Submitted by Chris Dodd on June 8, 2009 - 11:51am.
June 8, 2009On Monday, the New London Day published the following op-ed by Senator Dodd.It was a cold Friday morning in late January - hardly the time of the week you'd think many people would show up for a town hall meeting with their senator. But when I walked into Goodwin College in East Hartford at 8:30 a.m. for the first stop on my “Connecticut Prescriptions for Change” tour, some 700 people were waiting to make themselves heard on the same subject: the need to reform our health care system.
Over the next few months, as I traveled around the state listening to people talk about health care reform, at every stop and whatever the time, people were desperate to share their ideas and their anxieties and the sentiment was unanimous: We need reform and we need it now.
Health care costs are rising faster than our economy is growing, crushing family budgets and businesses alike. Already Americans spend 18 cents of every dollar on health care. If we continue down this path, that figure will double by 2040. This week, we learned that 62 percent of all personal bankruptcies were caused by medical problems. And today, nearly half of all home foreclosures are attributable, in part, to financial issues stemming from medical costs.
We've clearly reached a tipping point. Today, some 46 million Americans are without health insurance - including more than 322,000 in Connecticut; millions more have insurance that costs too much and covers too little.
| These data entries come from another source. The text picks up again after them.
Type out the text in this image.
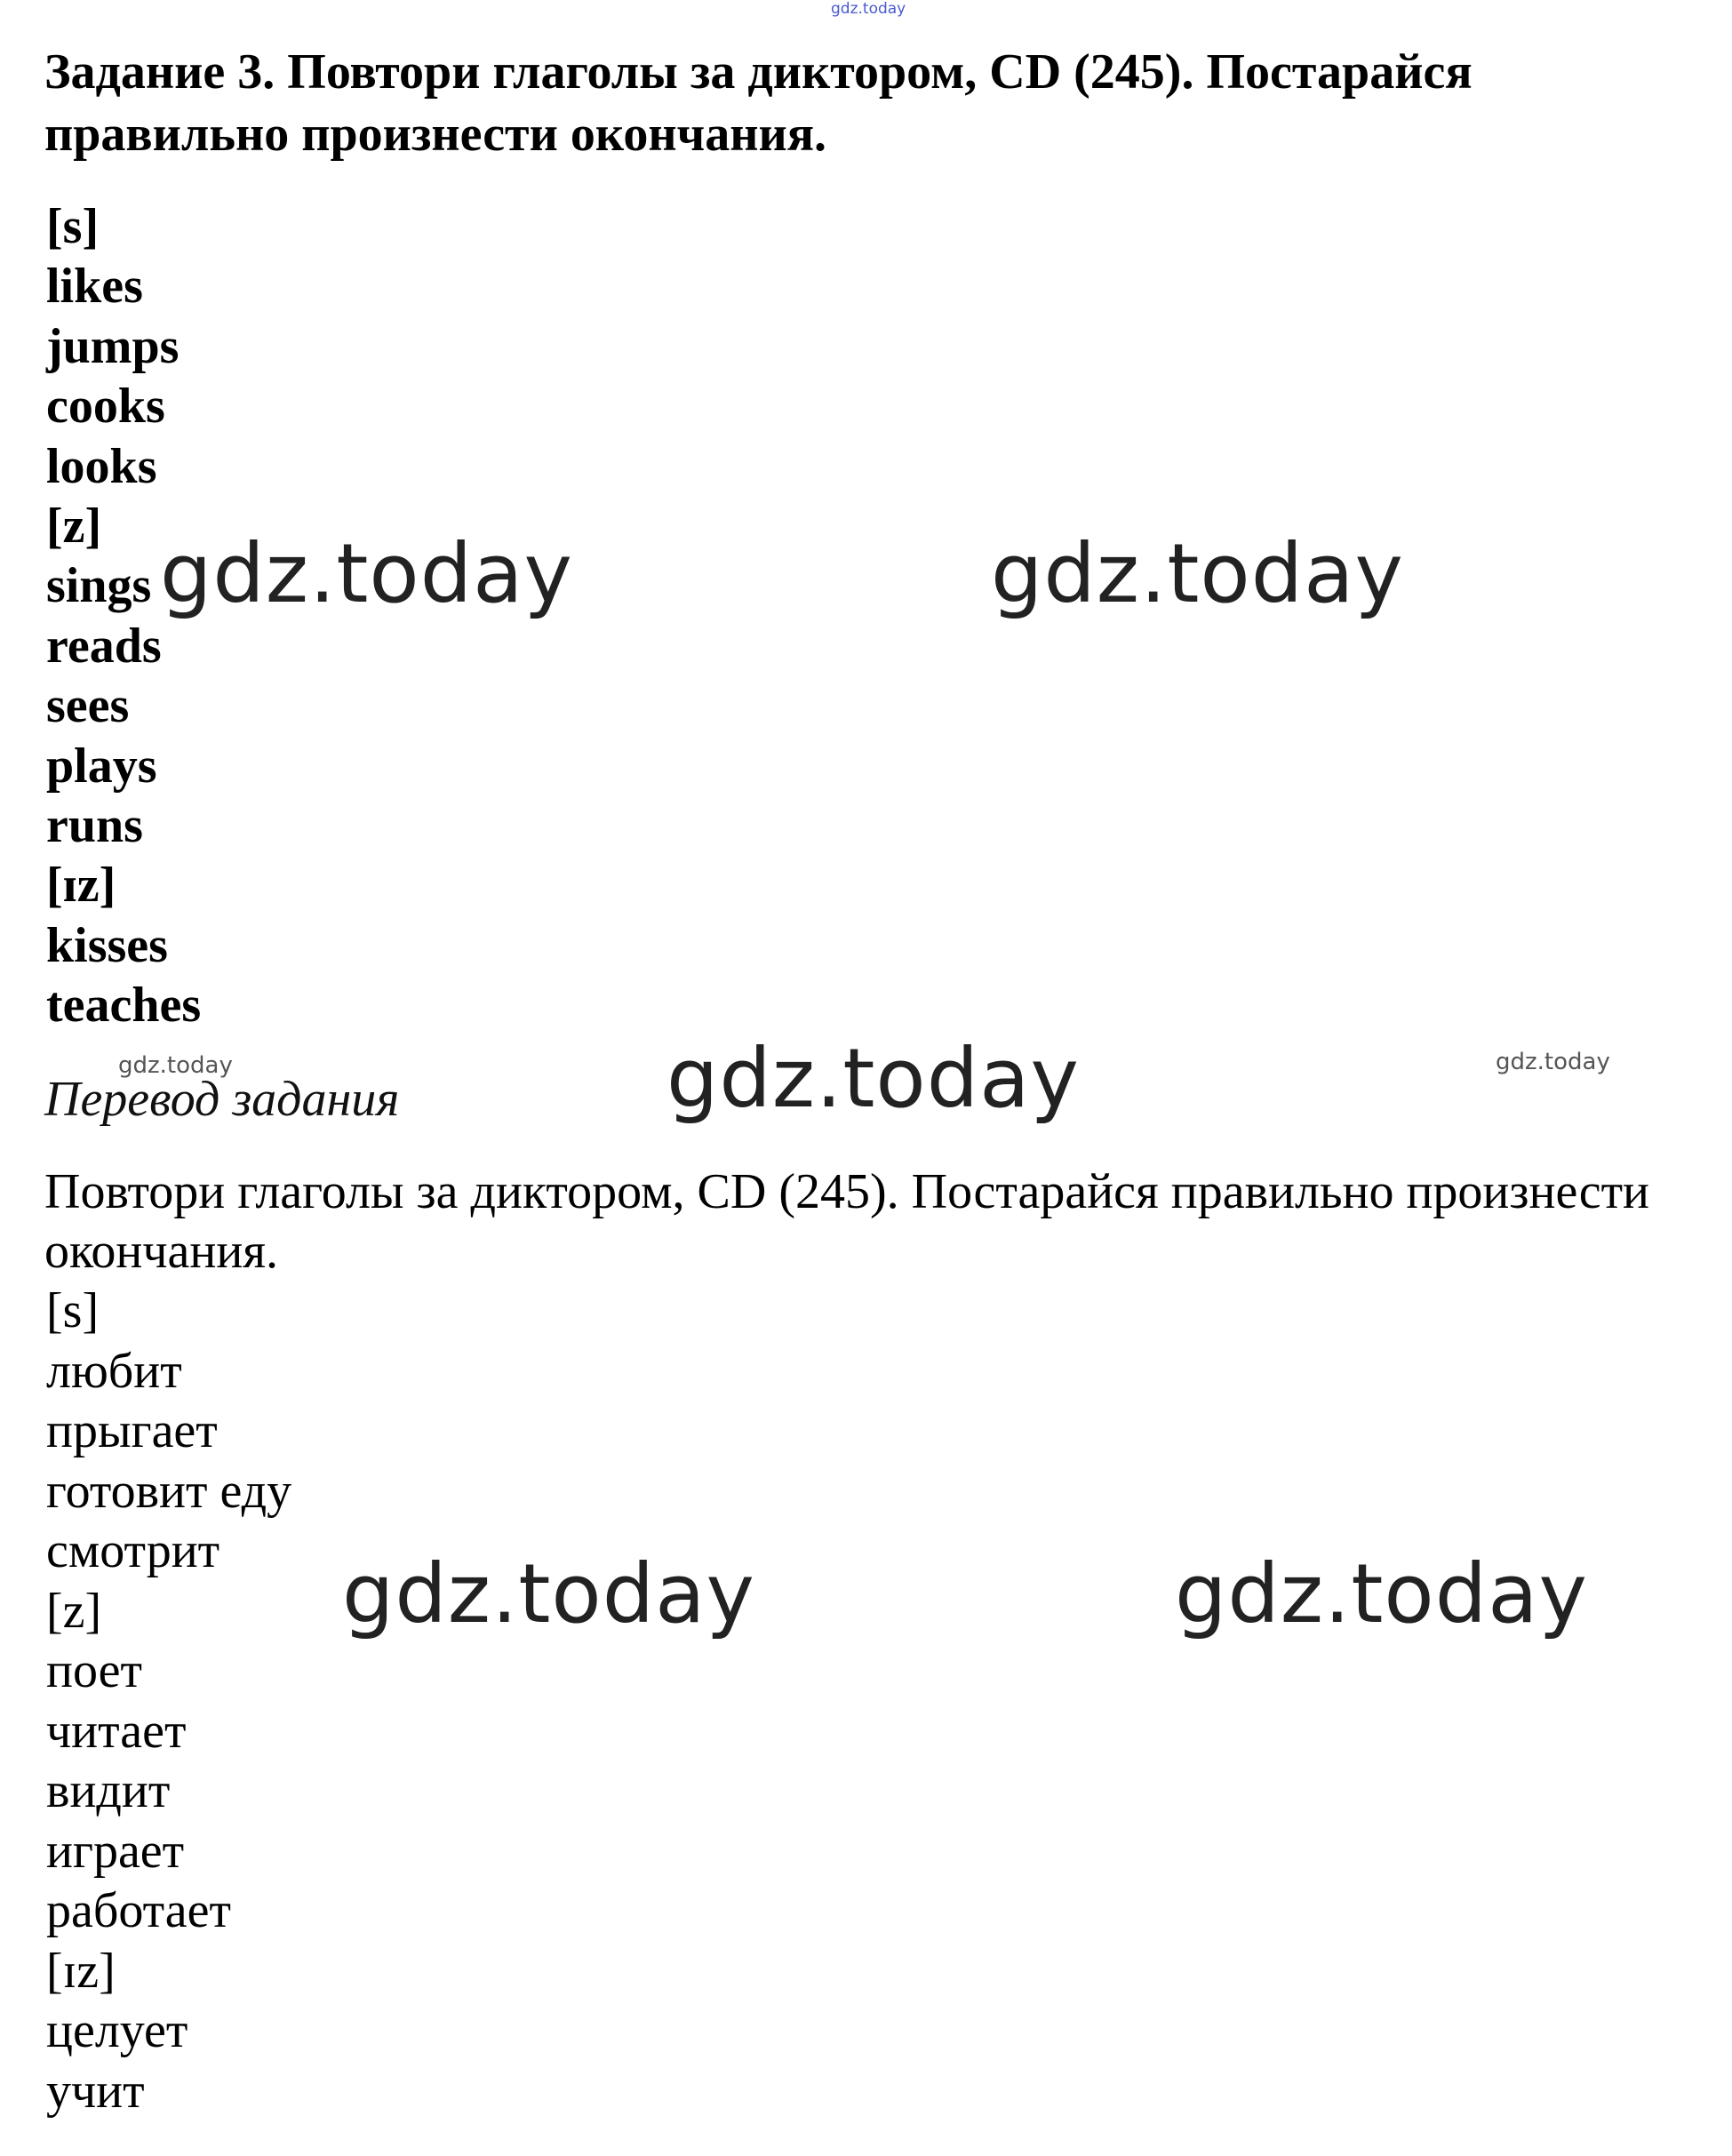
gdz.today
gdz.today	gdz.today
gdz.today	gdz.today	gdz.today
gdz.today	gdz.today

Задание 3. Повтори глаголы за диктором, CD (245). Постарайся правильно произнести окончания.

[s]
likes
jumps
cooks
looks
[z]
sings
reads
sees
plays
runs
[ɪz]
kisses
teaches

Перевод задания

Повтори глаголы за диктором, CD (245). Постарайся правильно произнести окончания.

[s]
любит
прыгает
готовит еду
смотрит
[z]
поет
читает
видит
играет
работает
[ɪz]
целует
учит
Meanwhile, premiums and out-of-pocket costs for individuals and families alike continue to skyrocket. Here in Connecticut, they're up 42 percent over the last eight years alone.
That's not only unacceptable - it's completely unsustainable.
This week, the Senate Health, Education, Labor and Pensions (HELP) Committee will put forward a historic health care reform proposal. As a senior member of that committee, I've been asked by its chairman, Sen. Edward Kennedy, to help lead these efforts, working with President Barack Obama and our congressional colleagues.
For me, the bottom line is that we need to preserve the ability for people to choose their own doctors, hospitals, and insurance plans. If you like what you have, you can keep it; if you don't, you'll finally have affordable options available to you. In my view, that must include a public health insurance option in addition to private options.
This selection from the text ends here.